I worked for Hugh one year. Late one October day after picking apples I found an apple tree in a ditch beside Benvoulin road in Kelowna. The tree was fifteen years old, rising out of a tangle of overgrown wild roses. In the brambles was a carpet of yellow windfalls. Wasps were feeding on them, clustering, golden, around puncture holes in the skins. The apples were marvelously distorted, the flesh of each one cut by five deep lines, paralleling the five sections of the ovary. Never had I tasted an apple like that! With cars swishing past me, I clambered excitedly through a break in the brambles, over a rusted barbed wire fence, and into the field behind. There were two more old trees. One was broken down, overgrown with wild plums and the long, trailing vines of wild clematis. Its apples were shrivelled red husks. The other tree stood alone, surrounded by a thorny ring of her seedling daughters. As I walked towards her, a horse looked up at the far end of the field, then started walking, then running, towards me. We reached the tree together. There were still a few apples in this tree. I picked up an old ten-foot-long prop that was lying in the grass Ñ once used to support branches heavy with fruit Ñ and knocked an apple off. Before I could get to it, the horse had bent down and was eating it. Horses are big! I kept my distance! I knocked another apple off, and another, and another. In the end, of all the apples on the tree the horse ate half and I kept the other half in my pocket. It seemed a fair trade. The horse pushed roughly against my pockets as I left the field. As I climbed over the fence, and then up onto the shoulder of the road, he whinnied softly. I walked back down the road to my car. The cars that swished by me sounded like huge animals, roaring.

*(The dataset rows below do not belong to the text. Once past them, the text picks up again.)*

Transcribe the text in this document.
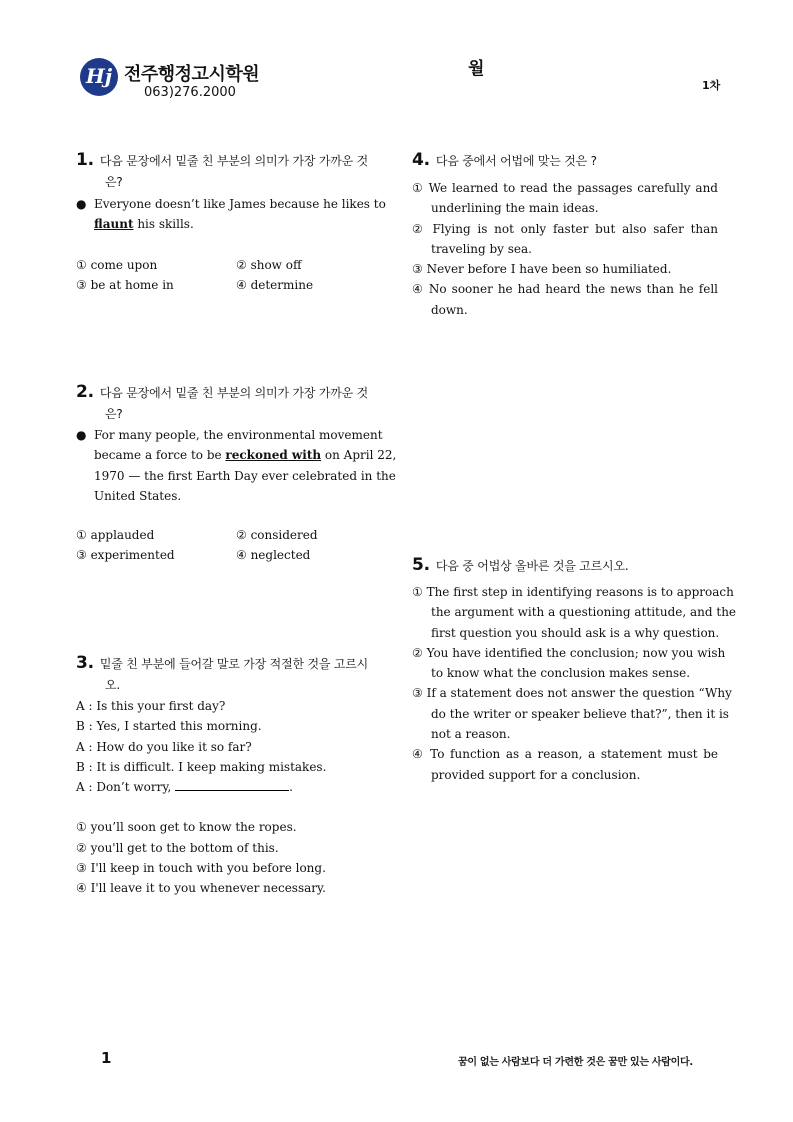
Hj 전주행정고시학원
063)276.2000
월
1차
1. 다음 문장에서 밑줄 친 부분의 의미가 가장 가까운 것
은?
● Everyone doesn’t like James because he likes to
flaunt his skills.
① come upon	② show off
③ be at home in	④ determine
2. 다음 문장에서 밑줄 친 부분의 의미가 가장 가까운 것
은?
● For many people, the environmental movement
became a force to be reckoned with on April 22,
1970 — the first Earth Day ever celebrated in the
United States.
① applauded	② considered
③ experimented	④ neglected
3. 밑줄 친 부분에 들어갈 말로 가장 적절한 것을 고르시
오.
A : Is this your first day?
B : Yes, I started this morning.
A : How do you like it so far?
B : It is difficult. I keep making mistakes.
A : Don’t worry,	.
① you’ll soon get to know the ropes.
② you'll get to the bottom of this.
③ I'll keep in touch with you before long.
④ I'll leave it to you whenever necessary.
4. 다음 중에서 어법에 맞는 것은 ?
① We learned to read the passages carefully and
underlining the main ideas.
② Flying is not only faster but also safer than
traveling by sea.
③ Never before I have been so humiliated.
④ No sooner he had heard the news than he fell
down.
5. 다음 중 어법상 올바른 것을 고르시오.
① The first step in identifying reasons is to approach
the argument with a questioning attitude, and the
first question you should ask is a why question.
② You have identified the conclusion; now you wish
to know what the conclusion makes sense.
③ If a statement does not answer the question “Why
do the writer or speaker believe that?”, then it is
not a reason.
④ To function as a reason, a statement must be
provided support for a conclusion.
1	꿈이 없는 사람보다 더 가련한 것은 꿈만 있는 사람이다.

That night, as the room licked golden and orange in the firelight, we sat on chairs in front of Hugh’s fire. Hugh lit his pipe with a long sliver of wood he pulled from the flames, lifting it slowly to his mouth and drawing it in. His father slit each apple open from blossom end to stem end with a planter’s knife. As we bit into the apples, six different flavours burst on the tongue, slowly, one after the other, in a slow wash bursting farther and farther back in the mouth and cresting up over the palette like spray from a wave, until the whole mouth was as tender as a blossom.
“This is a great apple!” said Hugh, after biting into one of the apples the wasps had been eating in the ditch. “Maybe it’s related to Maiden’s Blush. There used to be apples in that whole area down there in the Benvoulin. And pears. It was the best pear land on earth. Once! Pear land makes good shopping mall land, too. They brought a lot of old apples here and tried them. Everyone almost went bust at first.”
The next morning snow lay two inches deep over the ground. I drove down to Benvoulin Road, cut some grafting wood off the tree and buried it behind my cabin. The next spring the Highways Department cleared the ditch. The tree was gone. I got there just in time! I’ve kept that wet walk beside the dark road in the rain, the cars pouring past me like salmon fighting up a spawning river, driven, and the feel of the apples in my pocket: the golden apples of the Hesperides, the apple that Paris gave to Helen when the three goddesses lined up and said, “Who is the most beautiful!” and he chose.